As shown in the documentary, Kumari faced more than her fair share of obstacles to pursue the sport she loves, including doubt from her own family and those around her, many of whom believed that her gender disqualified her from playing any sport, let alone shooting arrows. Barely any women worked in her home village, and girls were not encouraged to stay in school through their teens. "My father was firmly against girls playing sports," Kumari wrote in The Huffington Post.

Despite the push back from her family, she committed to the sport. And three years later, she became the second Indian to win the Junior Archery World Cup, and in 2010 she took home the gold medal at the Commonwealth Games in New Delhi. In 2012, at 17, she won the Archery World Cup and was named the number one women's archer in the world. And, as if that wasn't enough, the teenager found herself the focus of nation-wide attention, a newfound pressure for a young athlete going into her first Olympic Games.

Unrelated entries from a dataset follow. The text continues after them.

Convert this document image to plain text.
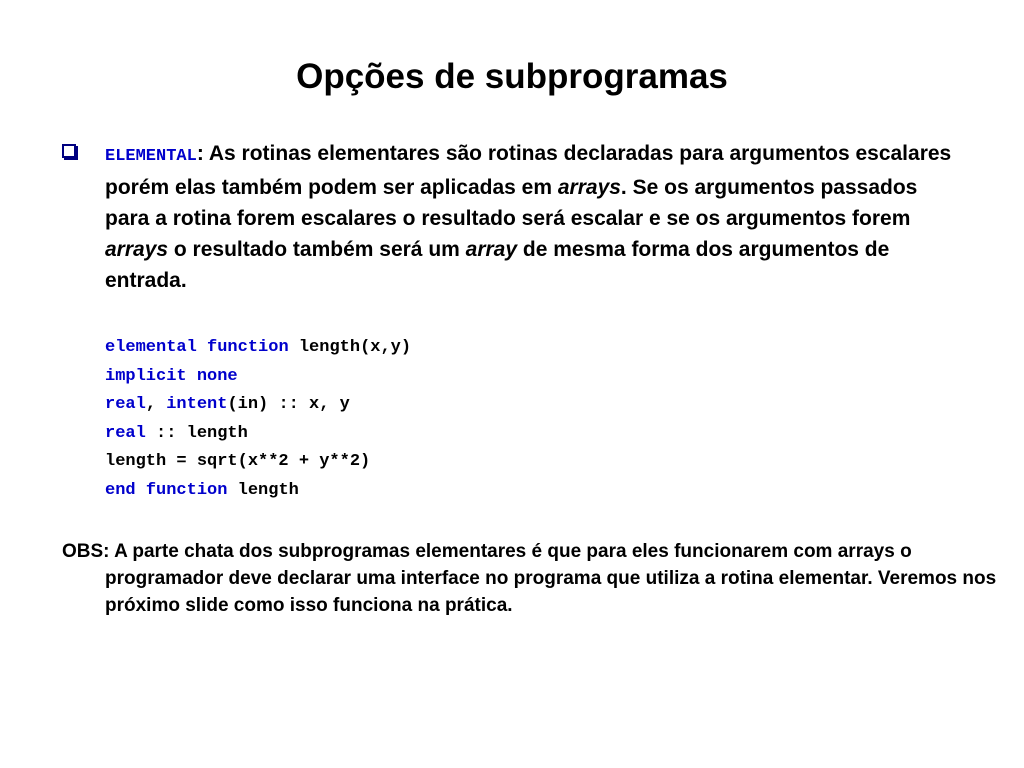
Opções de subprogramas
ELEMENTAL: As rotinas elementares são rotinas declaradas para argumentos escalares porém elas também podem ser aplicadas em arrays. Se os argumentos passados para a rotina forem escalares o resultado será escalar e se os argumentos forem arrays o resultado também será um array de mesma forma dos argumentos de entrada.
elemental function length(x,y)
implicit none
real, intent(in) :: x, y
real :: length
length = sqrt(x**2 + y**2)
end function length
OBS: A parte chata dos subprogramas elementares é que para eles funcionarem com arrays o programador deve declarar uma interface no programa que utiliza a rotina elementar. Veremos nos próximo slide como isso funciona na prática.
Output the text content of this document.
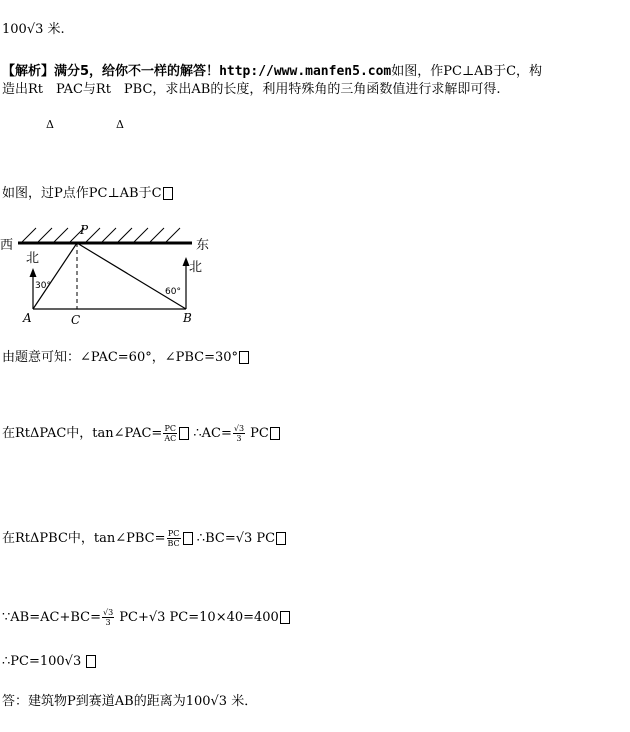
100√3 米.
【解析】满分5，给你不一样的解答！http://www.manfen5.com如图，作PC⊥AB于C，构
造出Rt　PAC与Rt　PBC，求出AB的长度，利用特殊角的三角函数值进行求解即可得.
Δ	Δ
如图，过P点作PC⊥AB于C
西	东
北
北
P
A	C	B
30°
60°
由题意可知：∠PAC=60°，∠PBC=30°
在RtΔPAC中，tan∠PAC= $\frac{PC}{AC}$ ∴AC= $\frac{√3}{3}$ PC
在RtΔPBC中，tan∠PBC= $\frac{PC}{BC}$ ∴BC=√3 PC
∵AB=AC+BC= $\frac{√3}{3} PC+√3$ PC=10×40=400
∴PC=100√3
答：建筑物P到赛道AB的距离为100√3 米．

All of these ups and downs are explored in Ladies First, a short documentary premiering on Netflix on International Women's Day, March 8, 2018. But for Kumari, the documentary isn't about celebrating her archery career, it's about changing the perception of women in India. "A friend said that if my life story inspires even one girl-child in India then it has been a life worth living," she wrote in The Huffington Post, adding that friends from her childhood have called her in tears, desperate for their husbands and in-laws to allow them to work for themselves, just as she does. "I knew I might not be able to save them from their situation, but I could help the next generation by not giving up."

Kumari hopes that Ladies First inspires women all over the world to assert their own independence and power, specifically in the workplace and in sports. "The time for ladies first is now," she wrote. Ladies First is the perfect way to celebrate the weekend after International Women's Day because Kumari doesn't just put ladies first, she wants us to put ourselves first.